Healy, LA, Ryan, A, Doyle, SL, Ní Bhuachalla, ÉB, Cushen, S, Segurado, R, Murphy, T, Ravi, N, Donohoe, CL, Reynolds, JV
Annals of surgery. 2017;(5):720-728
Abstract
OBJECTIVE This randomized controlled trial (RCT) hypothesized that prolonged enteral nutrition (EN) with supplemental eicosapentanoic acid (EPA), an omega-3 fatty acid with immune and anabolic properties, may impact on clinical and nutritional outcomes. BACKGROUND Esophagectomy is associated with significant weight loss and catabolism, and negatively impacts quality of life (QL). Strategies to counter sustained catabolism have therapeutic rationale. METHODS This multicenter, double-blind, placebo-controlled RCT was powered on a 5% difference in lean body mass (LBM) at 1 month. Patients were randomly assigned to receive either EN-EPA (2.2 g EPA/day) (n = 97) or isocaloric isonitrogenous standard EN (EN-S) (n = 94), preoperatively (5 days orally), and postoperatively via a jejunostomy until 1 month postdischarge.

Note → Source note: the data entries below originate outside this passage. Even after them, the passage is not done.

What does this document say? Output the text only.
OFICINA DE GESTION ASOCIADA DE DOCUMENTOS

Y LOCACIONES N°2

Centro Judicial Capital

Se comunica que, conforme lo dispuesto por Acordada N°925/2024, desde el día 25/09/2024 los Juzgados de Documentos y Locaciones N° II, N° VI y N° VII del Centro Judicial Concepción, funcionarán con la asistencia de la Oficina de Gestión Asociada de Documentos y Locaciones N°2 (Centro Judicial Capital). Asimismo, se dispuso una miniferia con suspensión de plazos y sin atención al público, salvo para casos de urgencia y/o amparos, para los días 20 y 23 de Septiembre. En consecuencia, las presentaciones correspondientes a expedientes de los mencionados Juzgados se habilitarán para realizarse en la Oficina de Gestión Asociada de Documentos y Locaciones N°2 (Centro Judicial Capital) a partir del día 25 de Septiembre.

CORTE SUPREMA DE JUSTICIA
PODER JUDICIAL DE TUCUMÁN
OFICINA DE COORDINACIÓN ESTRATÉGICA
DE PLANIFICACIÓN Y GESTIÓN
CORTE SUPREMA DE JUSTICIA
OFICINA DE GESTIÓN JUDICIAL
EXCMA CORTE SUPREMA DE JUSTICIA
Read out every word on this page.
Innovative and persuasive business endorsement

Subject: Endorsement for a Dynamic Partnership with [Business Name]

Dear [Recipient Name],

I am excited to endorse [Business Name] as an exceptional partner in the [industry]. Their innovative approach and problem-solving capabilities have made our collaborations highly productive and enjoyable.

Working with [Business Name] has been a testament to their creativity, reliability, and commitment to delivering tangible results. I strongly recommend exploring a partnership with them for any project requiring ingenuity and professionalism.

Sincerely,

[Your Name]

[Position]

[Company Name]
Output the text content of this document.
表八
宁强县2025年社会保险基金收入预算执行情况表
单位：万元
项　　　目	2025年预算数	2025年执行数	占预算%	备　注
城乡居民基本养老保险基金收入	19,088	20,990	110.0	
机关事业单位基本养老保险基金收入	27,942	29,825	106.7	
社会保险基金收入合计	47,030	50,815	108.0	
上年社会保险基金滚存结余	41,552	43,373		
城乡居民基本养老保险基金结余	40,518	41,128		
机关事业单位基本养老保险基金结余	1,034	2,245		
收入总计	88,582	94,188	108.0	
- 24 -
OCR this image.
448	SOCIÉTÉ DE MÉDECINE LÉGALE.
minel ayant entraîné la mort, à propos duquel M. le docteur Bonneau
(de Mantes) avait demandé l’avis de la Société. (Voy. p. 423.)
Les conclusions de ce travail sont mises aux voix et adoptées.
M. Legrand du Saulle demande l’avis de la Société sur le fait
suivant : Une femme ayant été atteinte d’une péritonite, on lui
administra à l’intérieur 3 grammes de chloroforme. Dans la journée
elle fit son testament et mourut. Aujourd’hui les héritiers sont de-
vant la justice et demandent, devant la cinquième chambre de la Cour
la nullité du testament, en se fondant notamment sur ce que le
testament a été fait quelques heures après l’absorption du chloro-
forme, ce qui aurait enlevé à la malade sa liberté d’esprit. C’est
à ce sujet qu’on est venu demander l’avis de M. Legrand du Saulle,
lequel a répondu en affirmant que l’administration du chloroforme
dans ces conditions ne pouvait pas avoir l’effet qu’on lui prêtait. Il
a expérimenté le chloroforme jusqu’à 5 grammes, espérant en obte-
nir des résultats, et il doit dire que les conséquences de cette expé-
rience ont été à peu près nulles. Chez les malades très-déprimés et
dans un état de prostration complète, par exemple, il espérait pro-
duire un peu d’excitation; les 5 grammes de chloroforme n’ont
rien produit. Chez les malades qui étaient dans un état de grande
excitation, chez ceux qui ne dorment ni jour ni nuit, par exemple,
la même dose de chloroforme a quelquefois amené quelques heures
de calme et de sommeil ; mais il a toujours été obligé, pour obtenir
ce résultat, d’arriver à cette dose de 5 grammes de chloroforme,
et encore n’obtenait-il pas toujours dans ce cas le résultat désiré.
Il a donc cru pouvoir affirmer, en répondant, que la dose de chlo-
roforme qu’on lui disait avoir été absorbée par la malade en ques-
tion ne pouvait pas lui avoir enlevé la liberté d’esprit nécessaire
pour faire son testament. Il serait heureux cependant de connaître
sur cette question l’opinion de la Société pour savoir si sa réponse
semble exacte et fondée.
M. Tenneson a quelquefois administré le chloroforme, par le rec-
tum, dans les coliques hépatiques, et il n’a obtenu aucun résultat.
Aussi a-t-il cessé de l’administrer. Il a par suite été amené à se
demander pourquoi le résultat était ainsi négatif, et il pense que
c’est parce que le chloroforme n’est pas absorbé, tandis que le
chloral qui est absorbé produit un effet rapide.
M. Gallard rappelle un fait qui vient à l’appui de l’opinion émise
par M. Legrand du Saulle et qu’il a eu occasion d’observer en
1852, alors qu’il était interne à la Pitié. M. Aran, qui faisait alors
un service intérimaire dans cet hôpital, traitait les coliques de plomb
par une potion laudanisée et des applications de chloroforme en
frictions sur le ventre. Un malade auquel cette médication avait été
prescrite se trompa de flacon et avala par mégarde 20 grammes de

Assessments perioperatively, and at 1, 3, and 6 months included weight, body mass index (BMI), body composition, muscle strength, cytokines, complications, and QL. RESULTS The median (range) nutrition support was for 51 (36 to 78) days, and overall compliance was 96%. For the entire cohort, a significant (P < 0.005) decrease in weight (-7.4 ± 6.6 kg), BMI (-2.6 ± 2.2 kg/m), LBM (-2.5 ± 8.7 kg), and fat mass (-3.4 ± 5.8 kg) was evident from preoperatively to 6 months. The mean (±SD) loss of LBM (kg) at 1 month was -3.7 ± 8.7 in the EN-S group, compared with -5.6 ± 12.1 in the EN-EPA group (P = 0.355). Per-protocol analysis revealed no difference between the EN-EPA and EN-S in any clinical, nutritional, functional, QL or immune parameter at any time point. CONCLUSIONS The thesis that EPA impacts on anabolism, immune function, and clinical outcomes post-esophagectomy was not supported. Compliance with home EN was excellent, but weight, muscle, and fat loss was significant in 30% of patients, highlighting the complexity of postoperative weight loss.